Sanat, kültür ve ekonomi bir toplumun temel bileşenleridir. Ancak, toplumun belirli bir
kesimi sanatın rolünün ve öneminin farkında olmasına rağmen, toplumun önemli bir
kesimi sanatın yararlarının tadını çıkarmanın kararlılığı içinde değildir. Sanatın
Avrupa’daki rönesans ve kültür devrimlerinde belirleyici bir rol oynadığı
unutulmamalıdır. Bu gerçek, bugün bile yol göstericidir. İktidarların, teşvik ve
yönlendirme anlayışları da sanatın ve kültürün etkinliğinde ve gelişmesinde büyük bir
role sahiptir.
Sanat ürünlerine olan talep, büyük ölçüde eğitim düzeyine ve toplumdaki refah
durumuna bağlıdır. Arz ve talep teorisine göre kurulmayan sanat piyasası, tedarik
üzerine inşa edilmiştir. Sanatsal bir ürün için doğrudan talep yoktur. Aksine sanatçılar
somut bir talep olmaksızın üretimlerine devam etmektedirler. Yaratıcılık, sanatın ve
sanatçının mihenk taşıdır. Birinin değerini ve ahlakını anlamaya yarayan bir
ölçüttür. Bu nedenle dikkat çekici ve görkemlidir. Etkileri uzun süreli sürdürülebilirdir.

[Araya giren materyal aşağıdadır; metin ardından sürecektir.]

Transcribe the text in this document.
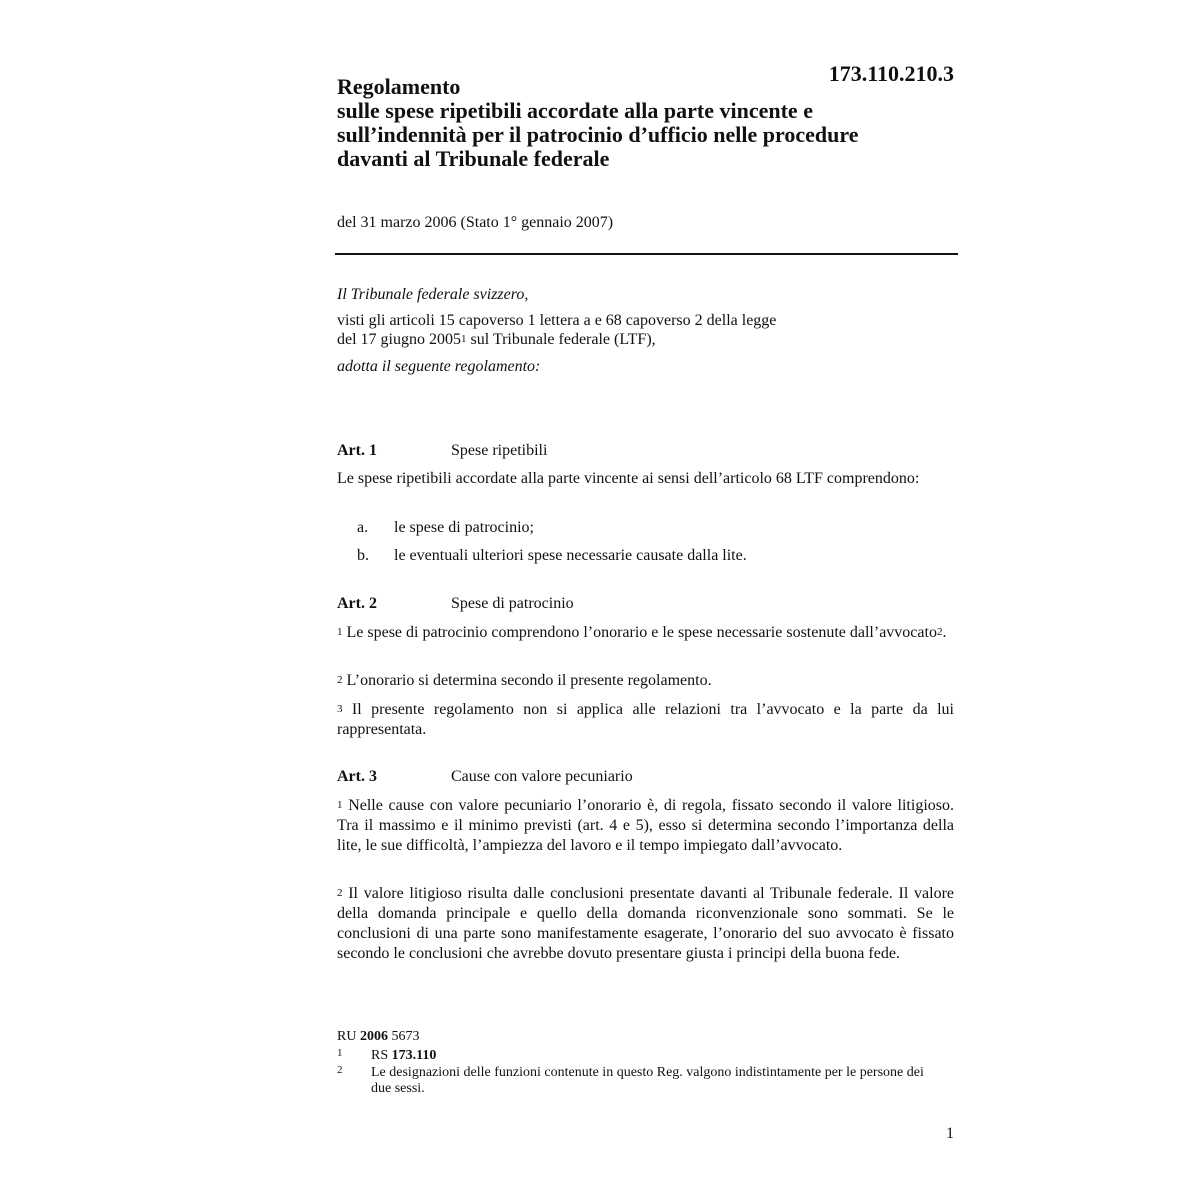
173.110.210.3
Regolamento
sulle spese ripetibili accordate alla parte vincente e
sull’indennità per il patrocinio d’ufficio nelle procedure
davanti al Tribunale federale
del 31 marzo 2006 (Stato 1° gennaio 2007)
Il Tribunale federale svizzero,
visti gli articoli 15 capoverso 1 lettera a e 68 capoverso 2 della legge
del 17 giugno 2005$^1$ sul Tribunale federale (LTF),
adotta il seguente regolamento:
Art. 1	Spese ripetibili
Le spese ripetibili accordate alla parte vincente ai sensi dell’articolo 68 LTF comprendono:
a. le spese di patrocinio;
b. le eventuali ulteriori spese necessarie causate dalla lite.
Art. 2	Spese di patrocinio
$^1$ Le spese di patrocinio comprendono l’onorario e le spese necessarie sostenute dall’avvocato$^2$.
$^2$ L’onorario si determina secondo il presente regolamento.
$^3$ Il presente regolamento non si applica alle relazioni tra l’avvocato e la parte da lui rappresentata.
Art. 3	Cause con valore pecuniario
$^1$ Nelle cause con valore pecuniario l’onorario è, di regola, fissato secondo il valore litigioso. Tra il massimo e il minimo previsti (art. 4 e 5), esso si determina secondo l’importanza della lite, le sue difficoltà, l’ampiezza del lavoro e il tempo impiegato dall’avvocato.
$^2$ Il valore litigioso risulta dalle conclusioni presentate davanti al Tribunale federale. Il valore della domanda principale e quello della domanda riconvenzionale sono sommati. Se le conclusioni di una parte sono manifestamente esagerate, l’onorario del suo avvocato è fissato secondo le conclusioni che avrebbe dovuto presentare giusta i principi della buona fede.
RU 2006 5673
1 RS 173.110
2 Le designazioni delle funzioni contenute in questo Reg. valgono indistintamente per le persone dei due sessi.
1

Sanatsal çalışmalarla toplumsal bir sorun çok etkili bir şekilde vurgulanabilir.
Sanat, kültür ve ekonomi birbirinden uzak kavramlar gibi görünseler de iç içedirler.

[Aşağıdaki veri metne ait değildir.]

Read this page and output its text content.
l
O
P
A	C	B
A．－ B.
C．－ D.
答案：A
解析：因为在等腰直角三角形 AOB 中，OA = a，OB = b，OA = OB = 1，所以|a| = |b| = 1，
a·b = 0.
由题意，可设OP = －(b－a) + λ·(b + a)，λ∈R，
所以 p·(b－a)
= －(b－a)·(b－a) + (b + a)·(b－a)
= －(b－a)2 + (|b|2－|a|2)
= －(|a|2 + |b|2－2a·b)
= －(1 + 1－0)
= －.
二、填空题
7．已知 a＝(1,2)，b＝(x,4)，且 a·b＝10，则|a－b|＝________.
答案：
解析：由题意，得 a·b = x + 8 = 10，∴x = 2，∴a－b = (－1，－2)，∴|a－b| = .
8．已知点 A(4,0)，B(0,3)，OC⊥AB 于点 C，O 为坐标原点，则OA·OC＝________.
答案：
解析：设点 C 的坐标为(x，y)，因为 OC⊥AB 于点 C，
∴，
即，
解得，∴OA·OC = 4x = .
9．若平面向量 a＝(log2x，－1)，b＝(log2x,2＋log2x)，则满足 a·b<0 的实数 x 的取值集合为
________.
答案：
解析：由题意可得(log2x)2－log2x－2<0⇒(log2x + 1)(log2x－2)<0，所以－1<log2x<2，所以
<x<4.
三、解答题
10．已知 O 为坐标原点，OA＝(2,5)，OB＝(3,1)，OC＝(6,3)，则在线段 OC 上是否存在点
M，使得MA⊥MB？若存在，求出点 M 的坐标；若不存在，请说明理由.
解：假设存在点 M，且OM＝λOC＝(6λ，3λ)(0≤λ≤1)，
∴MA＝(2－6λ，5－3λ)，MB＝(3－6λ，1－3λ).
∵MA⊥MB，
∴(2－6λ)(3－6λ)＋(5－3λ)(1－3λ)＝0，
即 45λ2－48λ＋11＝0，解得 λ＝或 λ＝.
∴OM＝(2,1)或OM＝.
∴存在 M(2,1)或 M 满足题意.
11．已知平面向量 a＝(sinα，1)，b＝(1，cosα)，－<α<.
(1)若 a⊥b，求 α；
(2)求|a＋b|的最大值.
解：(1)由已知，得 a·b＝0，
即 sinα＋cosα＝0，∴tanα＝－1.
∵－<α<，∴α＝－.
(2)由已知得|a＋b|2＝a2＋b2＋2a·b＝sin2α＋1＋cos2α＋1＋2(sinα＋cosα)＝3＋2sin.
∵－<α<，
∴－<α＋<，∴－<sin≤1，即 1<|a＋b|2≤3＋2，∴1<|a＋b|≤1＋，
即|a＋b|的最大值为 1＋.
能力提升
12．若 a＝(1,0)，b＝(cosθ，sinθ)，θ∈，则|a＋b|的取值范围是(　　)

Kültür ve sanat üreticisi olan kişi ve kurumların faaliyetlerinin hacminin boyutları
Türkiye ekonomisinin içindeki payı çok düşüktür. Ancak, kültür ve sanat ürünleri
katma değer yüksek ürünlerdir. Ayrıca, kültür ve sanat faaliyetlerini ve ekonomiye
yaratılan katma değeri salt rakamsal büyüklük olarak değerlendirmek ve diğer
sektörlerle bu şekilde karşılaştırmak, bizleri eksik ve hatalı sonuçlara ulaştırır.

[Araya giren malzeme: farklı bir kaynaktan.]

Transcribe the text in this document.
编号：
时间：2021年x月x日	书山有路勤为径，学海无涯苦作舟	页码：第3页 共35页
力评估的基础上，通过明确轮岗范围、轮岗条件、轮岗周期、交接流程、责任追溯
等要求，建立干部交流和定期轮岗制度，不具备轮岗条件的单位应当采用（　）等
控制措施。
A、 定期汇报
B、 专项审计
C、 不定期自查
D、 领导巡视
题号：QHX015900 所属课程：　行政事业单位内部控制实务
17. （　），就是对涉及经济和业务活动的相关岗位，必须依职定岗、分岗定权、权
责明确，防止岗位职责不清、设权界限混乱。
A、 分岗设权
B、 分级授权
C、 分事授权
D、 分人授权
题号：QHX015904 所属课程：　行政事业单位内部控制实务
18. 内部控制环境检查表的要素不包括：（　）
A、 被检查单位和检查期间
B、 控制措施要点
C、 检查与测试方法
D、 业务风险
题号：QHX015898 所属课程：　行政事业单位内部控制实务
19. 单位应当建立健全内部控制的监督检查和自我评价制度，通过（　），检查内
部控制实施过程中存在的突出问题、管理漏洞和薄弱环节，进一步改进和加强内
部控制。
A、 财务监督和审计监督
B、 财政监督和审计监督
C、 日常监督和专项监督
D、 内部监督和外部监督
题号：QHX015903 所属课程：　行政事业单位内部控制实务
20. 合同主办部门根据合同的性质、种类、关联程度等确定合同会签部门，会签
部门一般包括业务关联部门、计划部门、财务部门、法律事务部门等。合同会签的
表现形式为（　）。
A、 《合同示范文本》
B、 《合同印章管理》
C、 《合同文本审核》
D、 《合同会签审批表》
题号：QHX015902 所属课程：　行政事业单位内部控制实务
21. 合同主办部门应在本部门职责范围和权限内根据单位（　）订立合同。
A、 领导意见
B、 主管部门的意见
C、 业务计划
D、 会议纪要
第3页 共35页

Dünyada artık kültür ve sanat faaliyetlerinin ülke ekonomilerine ciddi bir katkı
sağlama potansiyeline sahip olduğu yadsınamaz bir gerçek haline gelmiştir.
Hollywood sinema ve eğlence sektörü en çarpıcı örnektir. “Louve Müzesi” de diğer bir
örnek olarak gösterilebilir. “Asmalı Konak” dizisi Ürgüp ekonomisine önemli bir katkı
sağlamıştı. Festivaller, bienaller, galeriler, sergiler, müzeler, kitap fuarları ülkede ve
kentlerde hayatı canlandırır ve artı değer yaratır. Türkiye’de yöneticilerin bu
sektörlerin ekonomik büyüklüklerini artırmak yönünde düzenlemeler yapmaları
gerekiyor.
Ülke ekonomisine dikkat çekecek bir katkı sağlama potansiyeline sahip kültür-sanat
ekonomisinin gelişmesinin önündeki en büyük engel talep yetersizliğidir. Talep
yetersizliğinin en önemli nedenlerinden birisi insanların gelir seviyesinin genel olarak
düşük olması. Yani refah faktörü ciddi bir sorun. Bunun yanında, kültür-sanat
etkinliklerine katılım gösterme isteğinin çok yüksek olmaması da bir diğer neden.
Kültür-sanata ilgi duymak temelde bir yaşam tarzı ve eğitim sorunu. Bu konuda
insanların motivasyonunu artırmak için kültür-sanat faaliyetlerini mümkün olduğu
kadar yerele indirmek önemli.
Özellikle yerel yönetimlerin, kültürel ve sanatsal faaliyetleri yaygınlaştırıp topluma
sunmaları ve yeni alışkanlıklar yaratma adımları atmaları ve alanında uzman kültür
ve sanat yöneticileri ile birlikte hareket etmeleri fark yaratacaktır.
Kültür-sanat ekonomisinin gelişmesinin önündeki engellerden birisi de talep
çeşitsizliğidir. Zaten düşük oranda olan kültür-sanat tüketimi daha çok ana akım
ürünler üzerinde yoğunlaşıyor. Örneğin, popüler filmler çok öne çıkıyor. Bu sorunu
aşmak için ilk yapılması gereken şeylerden birisi toplumu çeşitlilikten haberdar
etmek. Bunun içinde yeni düzenlemelere ve desteklere gereksinim var.